West Kendall Corridor study establishing new guidelines

Editor’s note: This is the first of a two-part report.

More than two years in the making, a 58-page West Kendall Corridor Planning Report was presented in draft form to residents on May 21, providing new development guidelines for Kendall’s “Main Street” in the West End.

“This document shows what the suburbs for safe family life can be in the future,” said Miami-Dade District 11 Commissioner Juan C. Zapata speaking to some two-dozen citizens at the West End Regional Library. “The plan will increase available spaces for business and commercial facilities along Kendall Drive and adjoining areas.

It was Zapata who initiated corridor planning in 2013 when he detailed a plan for a charrette that took place on Mar. 1, 2014, when more than 100 residents met with Miami-Dade County planners to sketch out ideas for future improvements along Kendall’s “Main Street,” west of SW 137th Avenue to the Everglades.

The corridor plan extends for one-half mile north and south of SW 88th Street for more than a 10-mile distance, providing extensive guidelines from transit and shopping centers to parks, new pedestrian trails and bike paths.

Major recommendations:
• Redevelopment of older shopping centers in the Kendale Lakes Plaza area;
• Provide bicycle lanes, wider sidewalks and/or additional landscaping;
• Require future Town Center DRI projects conform to CDMP land use;
• Adopt standards for more attractive business signage;
• Dedicate lanes for Bus Rapid Transit on Kendall Drive, and
• Require “mixed use” grid patterns, inter-connected canals and lakes, biking lanes, recreation areas in the Urban Expansion district.

A visual summary of the report’s extensive recommendations coupled with impressive before-and-after graphics of redeveloped street ways and shopping plazas was led by Jess Linn, principal planner for Miami-Dade Country Development Services.

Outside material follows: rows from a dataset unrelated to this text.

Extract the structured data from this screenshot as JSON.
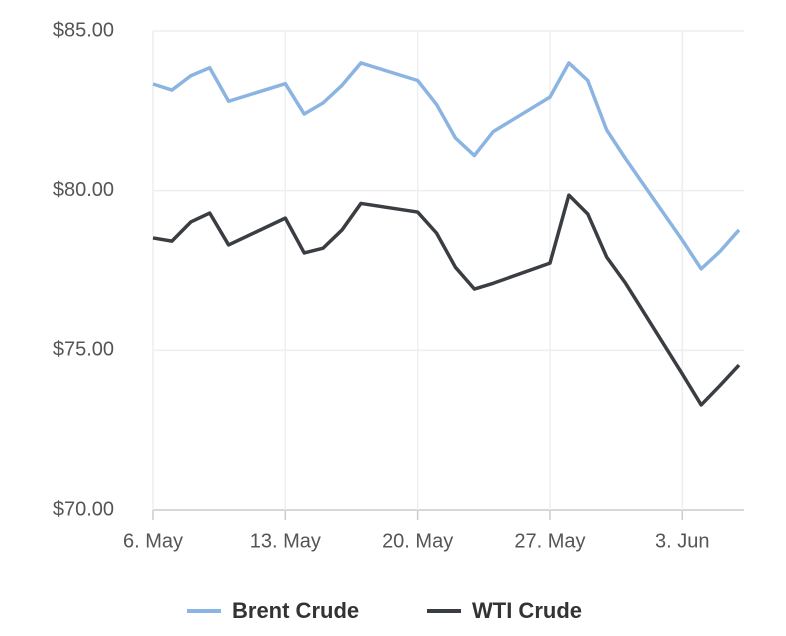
{
  "chart_data": {
    "type": "line",
    "x": [
      "05-06",
      "05-07",
      "05-08",
      "05-09",
      "05-10",
      "05-13",
      "05-14",
      "05-15",
      "05-16",
      "05-17",
      "05-20",
      "05-21",
      "05-22",
      "05-23",
      "05-24",
      "05-27",
      "05-28",
      "05-29",
      "05-30",
      "05-31",
      "06-03",
      "06-04",
      "06-05",
      "06-06"
    ],
    "series": [
      {
        "name": "Brent Crude",
        "color": "#8bb4e2",
        "values": [
          83.34,
          83.15,
          83.6,
          83.85,
          82.8,
          83.35,
          82.4,
          82.75,
          83.3,
          84.0,
          83.45,
          82.7,
          81.65,
          81.1,
          81.85,
          82.93,
          84.0,
          83.45,
          81.9,
          81.0,
          78.45,
          77.55,
          78.1,
          78.77
        ]
      },
      {
        "name": "WTI Crude",
        "color": "#3a3d42",
        "values": [
          78.52,
          78.42,
          79.02,
          79.3,
          78.3,
          79.14,
          78.05,
          78.2,
          78.77,
          79.6,
          79.33,
          78.67,
          77.6,
          76.92,
          77.1,
          77.73,
          79.86,
          79.27,
          77.92,
          77.1,
          74.26,
          73.29,
          73.9,
          74.54
        ]
      }
    ],
    "xlim": [
      "05-06",
      "06-06"
    ],
    "xticks": [
      {
        "value": "05-06",
        "label": "6. May"
      },
      {
        "value": "05-13",
        "label": "13. May"
      },
      {
        "value": "05-20",
        "label": "20. May"
      },
      {
        "value": "05-27",
        "label": "27. May"
      },
      {
        "value": "06-03",
        "label": "3. Jun"
      }
    ],
    "ylim": [
      70,
      85
    ],
    "yticks": [
      {
        "value": 70,
        "label": "$70.00"
      },
      {
        "value": 75,
        "label": "$75.00"
      },
      {
        "value": 80,
        "label": "$80.00"
      },
      {
        "value": 85,
        "label": "$85.00"
      }
    ],
    "grid": true,
    "legend": "bottom"
  }
}
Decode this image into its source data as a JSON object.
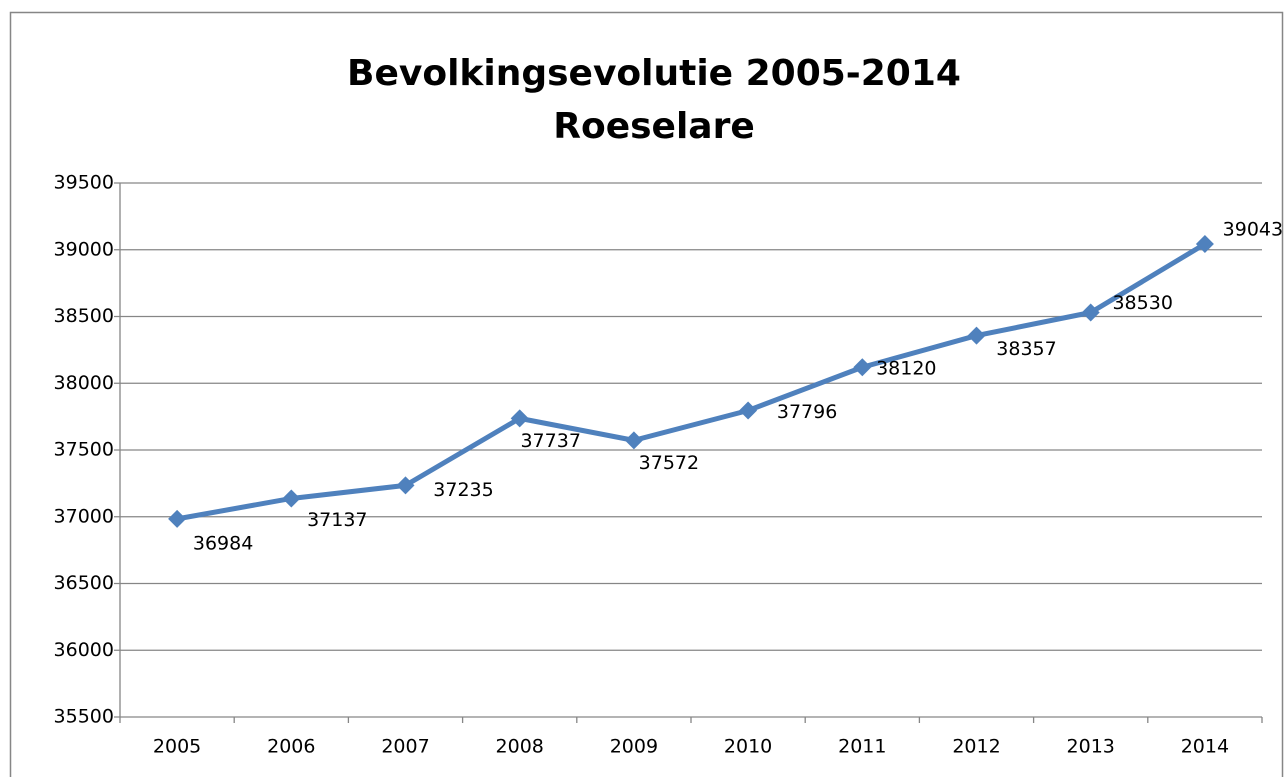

Recommendations of the report are “intended to set general guidelines…not as a substitute for land development recommendations,” he cautioned, answering questions raised by West Kendall community activist Frank Irizarry about the plan’s impact on current land use and the potential movement of the Urban Development Boundary (UDB) outside agricultural areas.

In a historical note, the report said the corridor study area “is particularly interesting since it was among the first areas to experience large-scale development following implementation of the county’s first comprehensive plan in 1965.

“Its physical form exhibits many of the planning goals and policies established at that time which were intended to result in a largely low-density suburban pattern of development.”

The draft report will go next for review by the Planning Advisory Board for any additional recommendations before presentation for approval by county commissioners.